In the UK, the investigation into unlawful restrictive agreements in the hotel online booking sector was closed by way of commitments offered by the parties.
The investigation looked into agreements between Expedia, Booking.com and the hotel group IHG which restricted the online agents from offering discounted rates in IHG hotels and included 'most favoured customer' clauses designed to ensure that Expedia and Booking.com would not be undercut by other online agents. The parties' commitments addressed only the restriction on offering discounted rates in IHG hotels. They provided that Expedia and Booking.com would be allowed to offer discounted rates to members of closed groups or 'clubs'.
Skyscanner, a price comparison site, objected to the commitments during the period of consultation and then challenged the decision of the UK's Competition and Markets Authority to accept the commitments: any discounted prices would not be available for its price comparison site, since discounted rates would only be visible to consumers once they had joined the relevant online agent's club.

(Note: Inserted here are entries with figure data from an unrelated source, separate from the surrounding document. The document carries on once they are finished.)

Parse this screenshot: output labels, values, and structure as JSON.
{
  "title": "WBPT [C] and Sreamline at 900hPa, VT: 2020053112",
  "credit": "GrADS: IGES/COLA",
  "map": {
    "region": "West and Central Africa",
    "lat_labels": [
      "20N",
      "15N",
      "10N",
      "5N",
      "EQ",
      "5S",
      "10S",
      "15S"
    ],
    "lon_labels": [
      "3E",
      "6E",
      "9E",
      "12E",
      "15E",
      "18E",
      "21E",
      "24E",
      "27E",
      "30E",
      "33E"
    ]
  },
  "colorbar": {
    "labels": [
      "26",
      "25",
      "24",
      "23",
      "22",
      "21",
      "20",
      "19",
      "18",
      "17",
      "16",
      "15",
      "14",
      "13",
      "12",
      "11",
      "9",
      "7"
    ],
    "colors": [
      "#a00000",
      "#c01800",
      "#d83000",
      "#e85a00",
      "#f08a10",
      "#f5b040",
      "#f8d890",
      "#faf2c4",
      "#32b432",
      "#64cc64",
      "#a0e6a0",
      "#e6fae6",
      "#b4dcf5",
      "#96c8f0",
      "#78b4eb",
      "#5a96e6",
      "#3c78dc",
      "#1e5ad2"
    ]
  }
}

This was the first appeal against a decision by the CMA to accept commitments to close an investigation and the decision was quashed, largely on procedural grounds. In particular, the Competition Appeal Tribunal found that the CMA had failed properly to consider Skyscanner's submissions on the commitments during the consultation period.
Companies that might be affected by cases closed via commitments are entitled to have any submissions they make during the consultation period properly considered by the CMA, regardless of whether full supporting evidence is furnished.